Scully, Mastrosimone and Harris all “categorically denied the use of derogatory terminology,” according to the Human Resources report. Following the suspension of the three officers, no further instances of discrimination occurred after the investigation and temporary separation, according to depositions of Harris, Evans and Shockley.
In addition to indirectly learning of “racially charged nicknames and slurs,” a number of incidents have been presented as evidence of disparate treatment. Shockley said in his deposition that he was assigned to foot patrol — which he said is more demanding than car patrol — more often than his fellow officers. However, in the brief in support of the College’s motion for summary judgment, Paula Dow, New Jersey attorney general, cited Shockley’s admission to falling asleep in his patrol car on numerous occasions as justification for repetitive foot patrol assignments. Interviews with Scully in the Office of Human Resources report suggest that Evans and Harris changed their attitudes toward the squad after Scully wrote him up for the incident.
Evans said in depositions that Scully scolded him in front of staff members for having a key to a fire alarm box “in order to belittle (him).” In another instance, according to Evans’ testimony, Scully loudly told Evans and Harris that they could not go on break simultaneously, though the two were just going to grab their raincoats.
According to Harris’ depositions, Mastrosimone lied on a police blotter by writing that Harris had neglected his duties by refusing to escort a student during a lightning storm.
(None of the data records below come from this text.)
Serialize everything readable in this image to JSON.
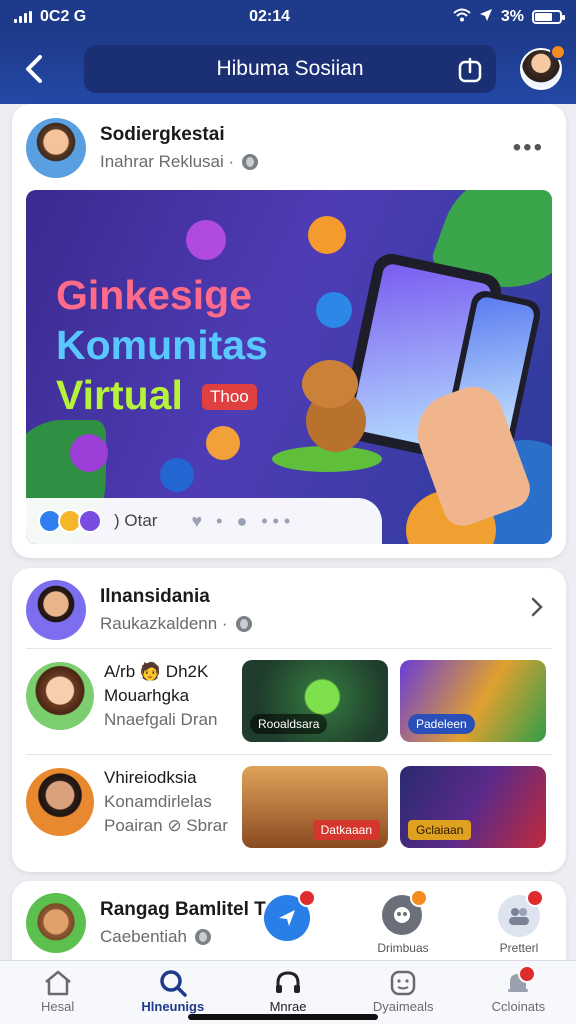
{
  "status": {
    "carrier": "0C2 G",
    "time": "02:14",
    "battery": "3%"
  },
  "header": {
    "title": "Hibuma Sosiian"
  },
  "post": {
    "author": "Sodiergkestai",
    "subtitle": "Inahrar Reklusai ·",
    "banner": {
      "line1": "Ginkesige",
      "line2": "Komunitas",
      "line3": "Virtual",
      "badge": "Thoo"
    },
    "reactions_count": ") Otar"
  },
  "friends_card": {
    "name": "Ilnansidania",
    "subtitle": "Raukazkaldenn ·",
    "rows": [
      {
        "line1": "A/rb 🧑 Dh2K",
        "line2": "Mouarhgka",
        "line3": "Nnaefgali Dran",
        "thumb1_label": "Rooaldsara",
        "thumb2_label": "Padeleen"
      },
      {
        "line1": "Vhireiodksia",
        "line2": "Konamdirlelas",
        "line3": "Poairan ⊘ Sbrar",
        "thumb1_label": "Datkaaan",
        "thumb2_label": "Gclaiaan"
      }
    ]
  },
  "bottom_card": {
    "name": "Rangag Bamlitel T",
    "subtitle": "Caebentiah",
    "fab1_label": "Drimbuas",
    "fab2_label": "Pretterl"
  },
  "nav": {
    "items": [
      "Hesal",
      "Hlneunigs",
      "Mnrae",
      "Dyaimeals",
      "Ccloinats"
    ],
    "active_index": 1
  },
  "colors": {
    "primary": "#1e3a8a",
    "badge_red": "#e02c2c",
    "badge_orange": "#f58a1f"
  }
}
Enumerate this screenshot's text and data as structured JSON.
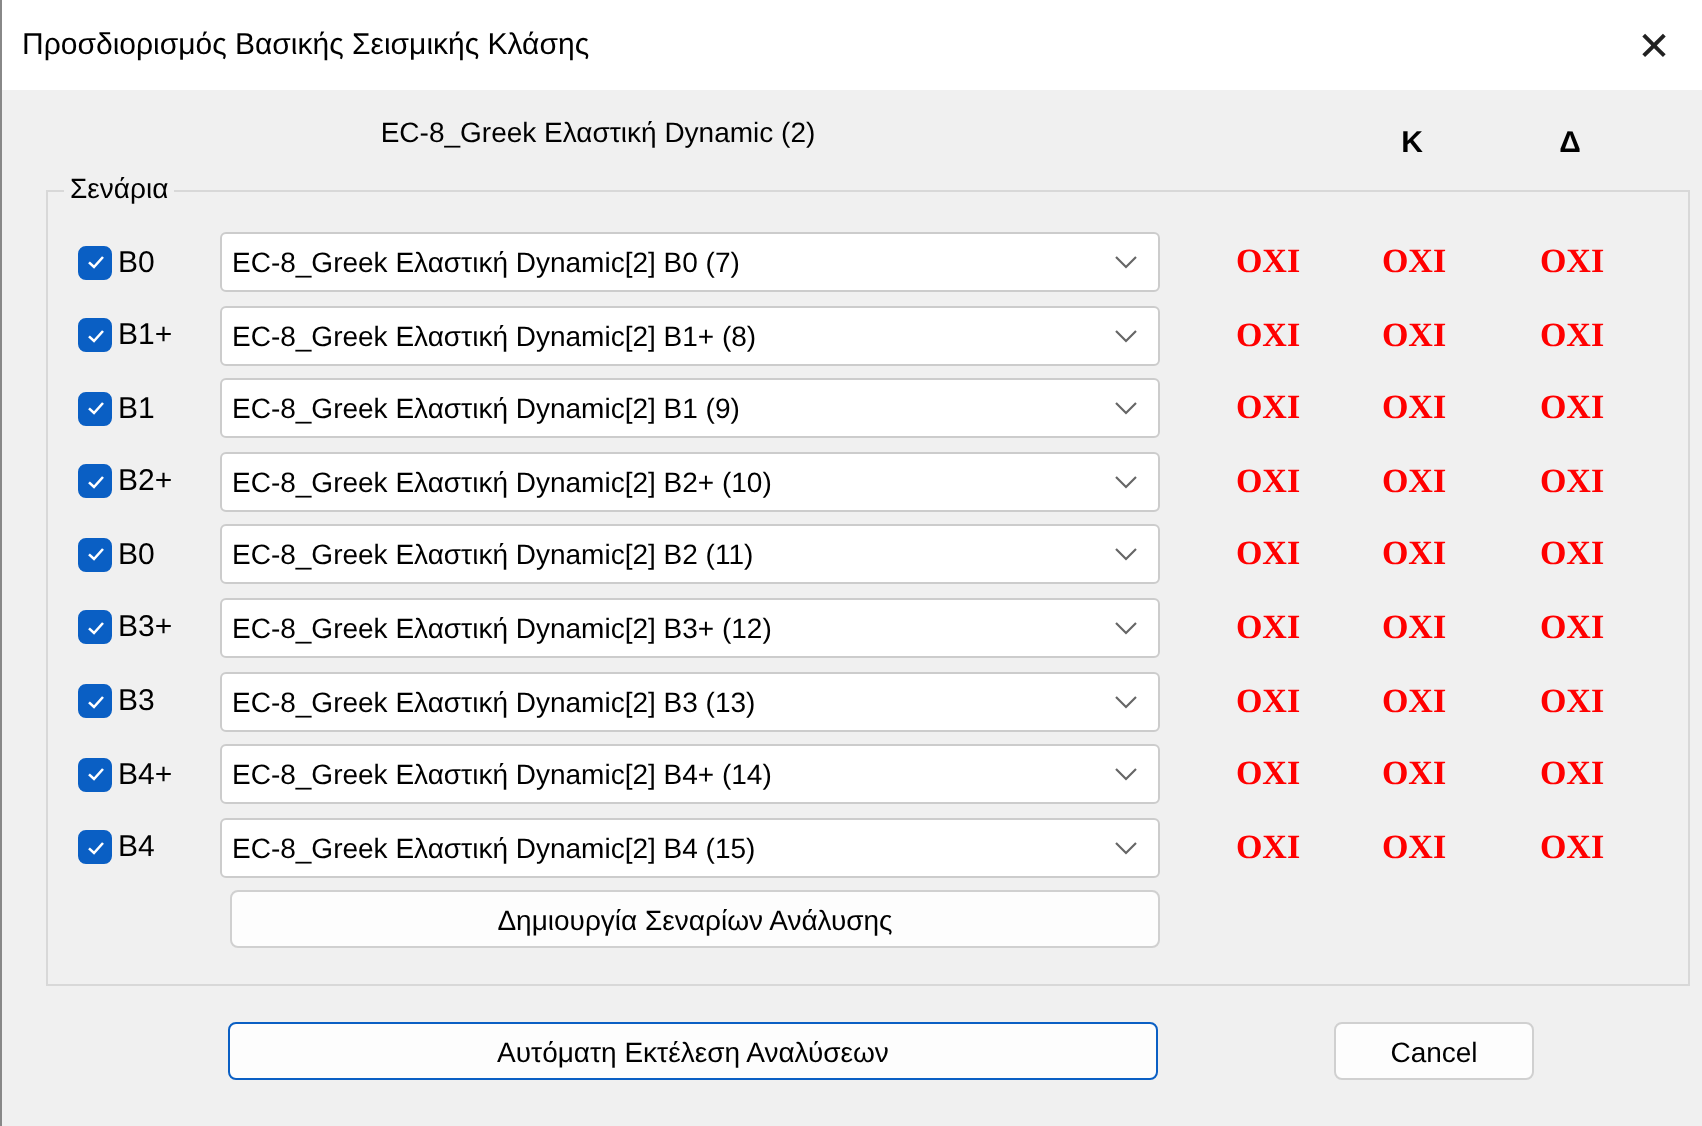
{
  "window": {
    "title": "Προσδιορισμός Βασικής Σεισμικής Κλάσης",
    "close": "✕"
  },
  "header": {
    "analysis": "EC-8_Greek Ελαστική Dynamic (2)",
    "columns": [
      "Κ",
      "Δ"
    ]
  },
  "group": {
    "title": "Σενάρια"
  },
  "scenarios": [
    {
      "checked": true,
      "label": "B0",
      "value": "EC-8_Greek Ελαστική Dynamic[2] B0 (7)",
      "results": [
        "OXI",
        "OXI",
        "OXI"
      ]
    },
    {
      "checked": true,
      "label": "B1+",
      "value": "EC-8_Greek Ελαστική Dynamic[2] B1+ (8)",
      "results": [
        "OXI",
        "OXI",
        "OXI"
      ]
    },
    {
      "checked": true,
      "label": "B1",
      "value": "EC-8_Greek Ελαστική Dynamic[2] B1 (9)",
      "results": [
        "OXI",
        "OXI",
        "OXI"
      ]
    },
    {
      "checked": true,
      "label": "B2+",
      "value": "EC-8_Greek Ελαστική Dynamic[2] B2+ (10)",
      "results": [
        "OXI",
        "OXI",
        "OXI"
      ]
    },
    {
      "checked": true,
      "label": "B0",
      "value": "EC-8_Greek Ελαστική Dynamic[2] B2 (11)",
      "results": [
        "OXI",
        "OXI",
        "OXI"
      ]
    },
    {
      "checked": true,
      "label": "B3+",
      "value": "EC-8_Greek Ελαστική Dynamic[2] B3+ (12)",
      "results": [
        "OXI",
        "OXI",
        "OXI"
      ]
    },
    {
      "checked": true,
      "label": "B3",
      "value": "EC-8_Greek Ελαστική Dynamic[2] B3 (13)",
      "results": [
        "OXI",
        "OXI",
        "OXI"
      ]
    },
    {
      "checked": true,
      "label": "B4+",
      "value": "EC-8_Greek Ελαστική Dynamic[2] B4+ (14)",
      "results": [
        "OXI",
        "OXI",
        "OXI"
      ]
    },
    {
      "checked": true,
      "label": "B4",
      "value": "EC-8_Greek Ελαστική Dynamic[2] B4 (15)",
      "results": [
        "OXI",
        "OXI",
        "OXI"
      ]
    }
  ],
  "create_button": "Δημιουργία Σεναρίων Ανάλυσης",
  "buttons": [
    {
      "label": "Αυτόματη Εκτέλεση Αναλύσεων",
      "default": true
    },
    {
      "label": "Cancel",
      "default": false
    }
  ]
}
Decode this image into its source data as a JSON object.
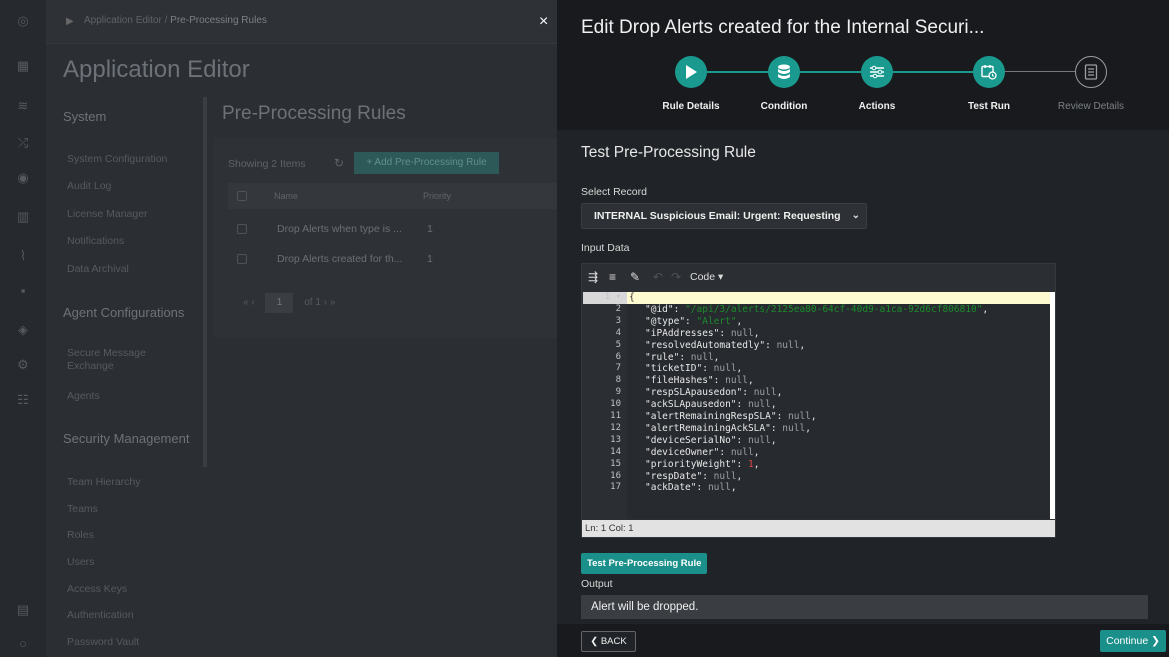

Harris said Evans was originally scheduled to perform the escort, and Harris asked to have the student stay inside or have a “rolling escort” escort the student.
Sgt. Marcie Montalvo also testified in the Human Resources report that she’d witnessed Scully and McCullough refer to the plaintiffs as “useless,” and has heard Scully say he “doesn’t like those frickin shadows.”
When asked by lawyer Mark Pfeffer, who is representing the plaintiffs, during her deposition if she thought conditions have improved, she said interaction between the officers involved has been minimal.
“I wouldn’t say better. I mean, you can still sense that there is tension in the air,” she said.
Allegations of offensive remarks aimed at Montalvo also surfaced during these interviews. Lopez said, according to the report, that the squad complained that Montalvo’s military status — she is in the military reserve — makes her a liability and that she doesn’t deserve the position. Lopez said he heard members of the squad imitating Montalvo using a “high pitch voice,” saying things such as “I’m a stupid person, stupid female.” The report also indicates that Officer John Turner heard McCullough refer to Montalvo as an “administrative whore.” The respondents deny making any deprecative comments involving Montalvo.
All six members of Campus Police involved in the case remain employed by the College.
Katie Brenzel can be reached at email@example.com.
This article has been revised with the following correction:
On November 17, The Signal published “College motions to end Campus Police lawsuit,” attributing depositions to Lt. James Lopez. The quotes are actually attributed to Officer James Lopez. We regret the error.